La expulsión masiva de diplomáticos de un bando era contestada con la misma moneda desde Moscú. Los argumentos británicos se iban deshinchando, pero a estas alturas ya la verdad no importaba tanto. No importaba que Rusia acabara su arsenal químico en 2017 bajo el control de la OPAQ (mientras EEUU y Reino Unido, no), tampoco importaba que uno de los padres del Novichok viviera en territorio norteamericano ni tampoco era importante que hubiera publicado la fórmula del agente (de la familia A-230) y ahora estuviera al alcance de todo el mundo. Tampoco importaba que varios países -entre ellos Reino Unido- tuviera el producto y que incluso hubiera un laboratorio, Porton Down, cerca del lugar del suceso.

Los laboratorios tienen una firma específica que identifica las muestras. Pero, en este caso, nadie sabe a ciencia cierta la procedencia del veneno. Reino Unido guarda celosamente el material obtenido y no lo comparte con sus socios, tampoco los resultados, ni que decir tiene que Rusia queda fuera de cualquier información, es decir, acusada sin oportunidad de réplica por aquello de la presunción de inocencia.

El escándalo ha ido perdiendo fuerza y las dudas que siguen desde el principio del argumento ya no se mantienen ni con el discurso beligerante de las autoridades británicas. Ni siquiera ellas, están ya seguras de lo ocurrido y menos que la mano negra del Kremlin tenga algo que ver.

Los países europeos se vieron casi forzados a seguir los dictados de Londres, menos Portugal y Grecia, que nunca sucumbieron a los cantos de sirena. Actuaron de manera unilateral cegados por el ímpetu británico y la presión del todopoderoso americano. ¡Vaya! Los mismos protagonistas que aludieron a unas presuntas armas de destrucción masiva para invadir Irak en 2003. Hoy conocemos la historia detrás de la llamada foto de las Azores. Porque de eso se trata: no de la verdad, sino de la posverdad.

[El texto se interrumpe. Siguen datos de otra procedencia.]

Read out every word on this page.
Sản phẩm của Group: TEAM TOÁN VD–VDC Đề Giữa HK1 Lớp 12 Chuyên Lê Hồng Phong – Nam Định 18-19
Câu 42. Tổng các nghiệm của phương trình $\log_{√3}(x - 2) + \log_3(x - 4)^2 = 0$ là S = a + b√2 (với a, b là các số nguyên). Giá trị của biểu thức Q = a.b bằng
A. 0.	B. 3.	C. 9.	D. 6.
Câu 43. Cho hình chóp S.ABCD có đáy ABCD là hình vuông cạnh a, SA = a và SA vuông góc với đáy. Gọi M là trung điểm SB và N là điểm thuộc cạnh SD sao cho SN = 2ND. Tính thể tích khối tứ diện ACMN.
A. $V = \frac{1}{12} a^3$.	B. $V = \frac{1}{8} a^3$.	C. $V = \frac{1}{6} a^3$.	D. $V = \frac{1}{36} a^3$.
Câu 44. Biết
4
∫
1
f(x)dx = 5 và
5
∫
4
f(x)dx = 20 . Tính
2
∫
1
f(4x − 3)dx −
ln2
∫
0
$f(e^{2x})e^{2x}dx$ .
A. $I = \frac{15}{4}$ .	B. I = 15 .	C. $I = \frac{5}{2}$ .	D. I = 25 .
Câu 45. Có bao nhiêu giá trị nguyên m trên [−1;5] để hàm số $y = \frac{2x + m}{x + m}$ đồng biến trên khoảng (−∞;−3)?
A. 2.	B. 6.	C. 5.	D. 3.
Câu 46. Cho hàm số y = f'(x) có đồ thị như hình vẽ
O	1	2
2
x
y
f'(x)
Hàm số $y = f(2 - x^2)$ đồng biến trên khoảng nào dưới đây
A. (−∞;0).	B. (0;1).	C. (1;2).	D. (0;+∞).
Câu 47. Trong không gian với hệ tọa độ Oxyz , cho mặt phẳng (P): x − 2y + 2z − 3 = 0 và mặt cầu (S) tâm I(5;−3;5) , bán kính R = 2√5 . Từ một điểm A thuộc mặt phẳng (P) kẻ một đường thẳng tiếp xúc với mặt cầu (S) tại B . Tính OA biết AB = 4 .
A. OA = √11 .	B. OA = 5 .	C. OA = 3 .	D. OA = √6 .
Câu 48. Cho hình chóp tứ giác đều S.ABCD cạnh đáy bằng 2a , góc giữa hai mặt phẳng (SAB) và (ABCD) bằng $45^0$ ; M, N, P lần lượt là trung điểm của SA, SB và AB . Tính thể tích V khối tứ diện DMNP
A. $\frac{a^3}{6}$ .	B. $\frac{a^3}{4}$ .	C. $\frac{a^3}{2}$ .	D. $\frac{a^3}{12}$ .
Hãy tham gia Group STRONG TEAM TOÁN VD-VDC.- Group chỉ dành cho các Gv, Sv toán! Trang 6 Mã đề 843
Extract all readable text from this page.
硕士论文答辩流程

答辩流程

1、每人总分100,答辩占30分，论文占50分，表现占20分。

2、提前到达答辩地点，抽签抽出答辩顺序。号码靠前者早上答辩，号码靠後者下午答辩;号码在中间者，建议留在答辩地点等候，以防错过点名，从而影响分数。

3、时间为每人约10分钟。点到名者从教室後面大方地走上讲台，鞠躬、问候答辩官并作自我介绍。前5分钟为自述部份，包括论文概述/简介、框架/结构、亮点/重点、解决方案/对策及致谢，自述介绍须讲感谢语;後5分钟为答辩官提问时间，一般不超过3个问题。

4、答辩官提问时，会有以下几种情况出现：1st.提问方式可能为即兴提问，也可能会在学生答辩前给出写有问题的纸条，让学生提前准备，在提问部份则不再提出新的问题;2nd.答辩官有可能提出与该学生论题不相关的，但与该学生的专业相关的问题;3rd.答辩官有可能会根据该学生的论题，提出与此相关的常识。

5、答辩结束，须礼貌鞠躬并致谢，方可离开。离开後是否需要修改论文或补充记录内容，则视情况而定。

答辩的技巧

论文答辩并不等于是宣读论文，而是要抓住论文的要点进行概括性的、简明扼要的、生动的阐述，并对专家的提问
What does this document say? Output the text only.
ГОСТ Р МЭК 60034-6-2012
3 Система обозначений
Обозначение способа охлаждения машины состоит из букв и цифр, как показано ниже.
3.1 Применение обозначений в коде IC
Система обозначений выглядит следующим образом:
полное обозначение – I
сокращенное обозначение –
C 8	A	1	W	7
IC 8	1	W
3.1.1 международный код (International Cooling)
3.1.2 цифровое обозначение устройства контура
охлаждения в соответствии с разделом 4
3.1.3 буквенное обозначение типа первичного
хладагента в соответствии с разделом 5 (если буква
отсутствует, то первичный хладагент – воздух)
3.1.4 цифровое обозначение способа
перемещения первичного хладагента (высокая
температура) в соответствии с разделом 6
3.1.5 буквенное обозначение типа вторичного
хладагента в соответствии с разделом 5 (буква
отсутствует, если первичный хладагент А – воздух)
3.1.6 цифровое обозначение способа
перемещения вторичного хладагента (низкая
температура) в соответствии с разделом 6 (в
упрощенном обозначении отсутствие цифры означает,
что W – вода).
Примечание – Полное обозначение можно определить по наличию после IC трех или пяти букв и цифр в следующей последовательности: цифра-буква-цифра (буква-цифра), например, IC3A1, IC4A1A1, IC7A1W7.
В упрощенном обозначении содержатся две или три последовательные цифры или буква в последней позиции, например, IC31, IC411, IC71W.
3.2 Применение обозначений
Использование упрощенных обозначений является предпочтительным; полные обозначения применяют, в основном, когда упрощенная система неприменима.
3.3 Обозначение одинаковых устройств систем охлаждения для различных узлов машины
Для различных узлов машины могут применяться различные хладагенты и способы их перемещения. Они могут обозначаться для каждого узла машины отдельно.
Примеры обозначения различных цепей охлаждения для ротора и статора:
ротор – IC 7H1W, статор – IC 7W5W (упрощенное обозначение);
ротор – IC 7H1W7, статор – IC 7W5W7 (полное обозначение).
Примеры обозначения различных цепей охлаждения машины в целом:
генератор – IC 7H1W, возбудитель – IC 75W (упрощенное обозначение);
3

La primera ministra, Theresa May, trató de agitar un avispero del que esperaba obtener un sustancioso rédito político. El objetivo era claro: apagar el fuego interno del brexit en pos de recuperar la posición preponderante que Reino Unido merece por historia. Pero parece que el célebre orgullo británico ha vuelto a jugarle una mala pasada. Los Skripal van recuperándose del ataque y poco a poco se van conociendo nuevos detalles mientras desaparecen otros a la vez. Quizá nunca sepamos lo que realmente ocurrió ni quién fue el autor material o intelectual. Pero lo que sí esta claro que Reino Unido no ha logrado su particular Maine o un Pearl Harbour que vengar.